Duo makes ‘stripped down’ music videos
Quiet Hooves plays in a swimming pool – drums floating on a raft.
Allison Weiss finishes a song in Ben and Jerry’s and is promptly handed an ice cream cone.
Hope for Agoldensummer plays on the roof of The Grit, using guitar straps the restaurant’s owner made on the spot out of mop strings.
Nate Nelson and Cortright sing, “Is this powerful enough for you?” A siren in the distance seems to answer yes.
These are Soundies, the one-take, low-fi music videos that University alumnus Ethan Payne and senior Jason Miller make.
According to their Web site, the name comes from one of the first forms of music videos. Soundies were short musical films shown in bars and clubs on “video jukebox projectors” in the 1940s.
Payne and Miller were inspired by Vincent Moon, who films similar “Take-Away Shows” in Paris.
“It’s not the first time someone took a band out and did something acoustic, but he [Moon] really popularized it,” Miller said.
Before they began making Soundies, Miller and Payne contacted Moon, who encouraged their idea.
The two have been making Soundies for a little more than a year now.
“It’s a more intimate, stripped down take on a music video,” Payne said. “We try to bridge the gap between really glossy music videos and cell phone cameras at shows.”
They begin the process of making a Soundie by contacting bands they are interested in.
“At first, it was just people we know and their friends,” Payne said.
“It started out almost totally local.”
More recently, they began making Soundies for bands from other cities who come to play shows in Athens.
They now contact bands through MySpace and through managers, publicists and record labels.
As they have become better known, bands have begun approaching the pair about making Soundies.
“It depersonalizes it to where you don’t know what the band thinks,” Payne said of working with managers and publicists.
“We’re always used to the band being really into it.”
As they progress, they hope to find sponsors so they can get better equipment, Miller said.
But, “then you have to worry about super cool bands thinking we’re sellouts because we don’t do everything for free,” he said.
Some of their newest Soundies include Dr. Dog, Punch Brothers, Chairlift and Dead Confederate.
Once they find a band to work with, Miller and Payne begin looking for a location.
“Typically we don’t know where we’re going to do it until that day,” Miller said.
Previous Soundies have been shot in a co-op grocery store, on the end of an old boxcar, in a gas station parking lot, under the branches of a magnolia tree and in front of the abandoned Nuwaubian temple on Broad Street.
“One of the hardest parts of Soundies right now is trying to come up with new, creative spots,” Payne said.
After they decide on a location, it usually takes about half an hour to set up, and then they begin filming.
“We usually mess up once, and they usually mess up once, and then we get it,” Miller said.
After filming, the videos’, post-production usually can be completed in a few hours.
Once the film is polished and ready to go, it is uploaded to their Web site: www.athenssoundies.com.
“I really wanted to make music videos,” Miller said.

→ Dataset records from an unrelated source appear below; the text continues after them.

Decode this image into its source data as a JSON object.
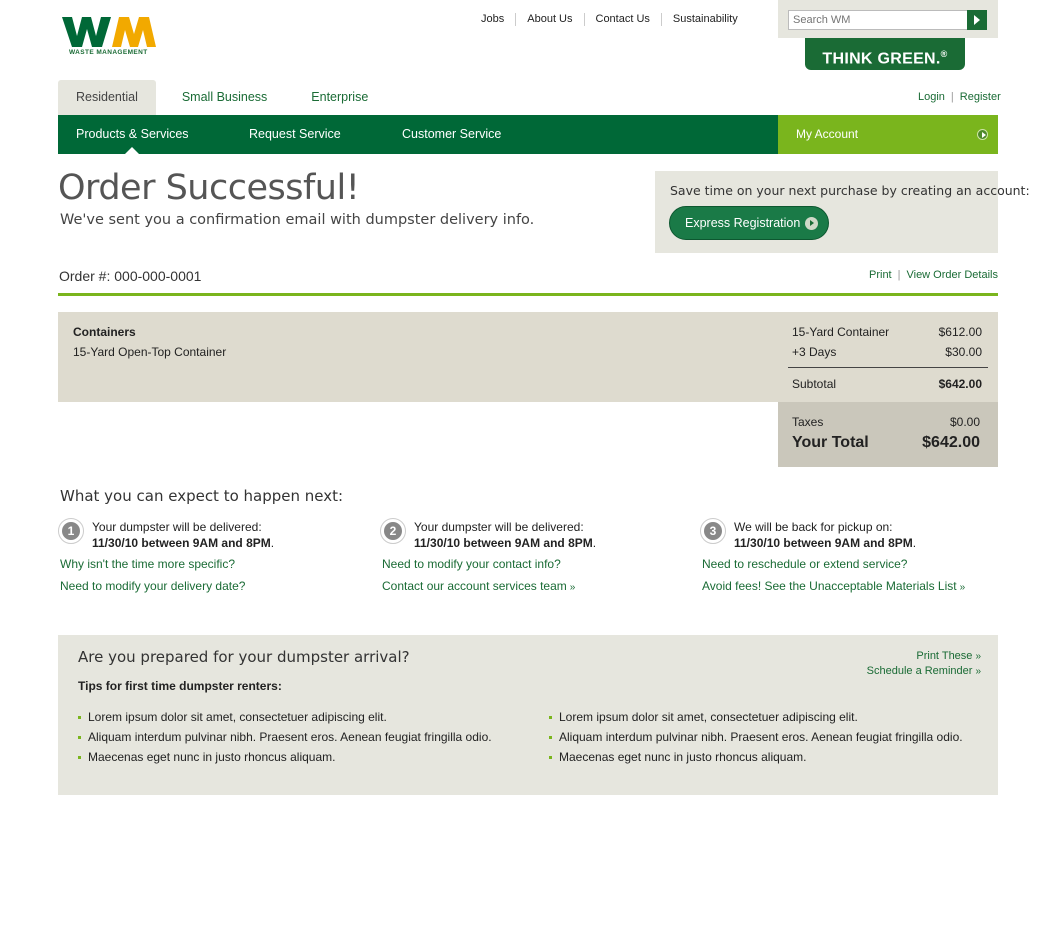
{
  "brand": {
    "logo_text": "WM",
    "logo_subtext": "WASTE MANAGEMENT",
    "tagline": "THINK GREEN.",
    "tagline_mark": "®",
    "colors": {
      "green": "#006837",
      "lime": "#7ab51d",
      "yellow": "#f2a900"
    }
  },
  "top_links": [
    "Jobs",
    "About Us",
    "Contact Us",
    "Sustainability"
  ],
  "search": {
    "placeholder": "Search WM",
    "button_icon": "arrow-right-icon"
  },
  "segments": [
    {
      "label": "Residential",
      "active": true
    },
    {
      "label": "Small Business",
      "active": false
    },
    {
      "label": "Enterprise",
      "active": false
    }
  ],
  "auth": {
    "login": "Login",
    "separator": "|",
    "register": "Register"
  },
  "nav": [
    {
      "label": "Products & Services",
      "active": true
    },
    {
      "label": "Request Service",
      "active": false
    },
    {
      "label": "Customer Service",
      "active": false
    }
  ],
  "my_account": "My Account",
  "confirmation": {
    "title": "Order Successful!",
    "subtitle": "We've sent you a confirmation email with dumpster delivery info."
  },
  "registration": {
    "prompt": "Save time on your next purchase by creating an account:",
    "button": "Express Registration"
  },
  "order": {
    "number_label": "Order #:",
    "number": "000-000-0001",
    "print": "Print",
    "separator": "|",
    "view_details": "View Order Details",
    "category": "Containers",
    "item": "15-Yard Open-Top Container",
    "lines": [
      {
        "label": "15-Yard Container",
        "amount": "$612.00"
      },
      {
        "label": "+3 Days",
        "amount": "$30.00"
      }
    ],
    "subtotal_label": "Subtotal",
    "subtotal": "$642.00",
    "taxes_label": "Taxes",
    "taxes": "$0.00",
    "total_label": "Your Total",
    "total": "$642.00"
  },
  "next_steps": {
    "title": "What you can expect to happen next:",
    "steps": [
      {
        "number": "1",
        "text": "Your dumpster will be delivered:",
        "date": "11/30/10 between 9AM and 8PM",
        "link1": "Why isn't the time more specific?",
        "link2": "Need to modify your delivery date?"
      },
      {
        "number": "2",
        "text": "Your dumpster will be delivered:",
        "date": "11/30/10 between 9AM and 8PM",
        "link1": "Need to modify your contact info?",
        "link2": "Contact our account services team"
      },
      {
        "number": "3",
        "text": "We will be back for pickup on:",
        "date": "11/30/10 between 9AM and 8PM",
        "link1": "Need to reschedule or extend service?",
        "link2": "Avoid fees! See the Unacceptable Materials List"
      }
    ]
  },
  "tips": {
    "title": "Are you prepared for your dumpster arrival?",
    "subtitle": "Tips for first time dumpster renters:",
    "print": "Print These",
    "reminder": "Schedule a Reminder",
    "left": [
      "Lorem ipsum dolor sit amet, consectetuer adipiscing elit.",
      "Aliquam interdum pulvinar nibh. Praesent eros. Aenean feugiat fringilla odio.",
      "Maecenas eget nunc in justo rhoncus aliquam."
    ],
    "right": [
      "Lorem ipsum dolor sit amet, consectetuer adipiscing elit.",
      "Aliquam interdum pulvinar nibh. Praesent eros. Aenean feugiat fringilla odio.",
      "Maecenas eget nunc in justo rhoncus aliquam."
    ]
  }
}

But, “it takes between a couple of weeks and a couple of months, it takes a lot of money [to make a music video], and we can shoot these in two hours.”
Payne and Miller said they make all of their Soundies for free.
The experience is more about having fun than making money.
“We do video production and film as a career, but this is just a side project to keep us sane,” Miller said.
Their jobs help “keep us afloat while we do things we love – like Soundies,” Payne said.
In turn, their Soundies have led to other work – such as a project they have been doing with Of Montreal for the past six months.
“It’s not really a unique idea, but I think it’s going to grow into something,” Miller said of their Soundies. “I think a new idea will be born.”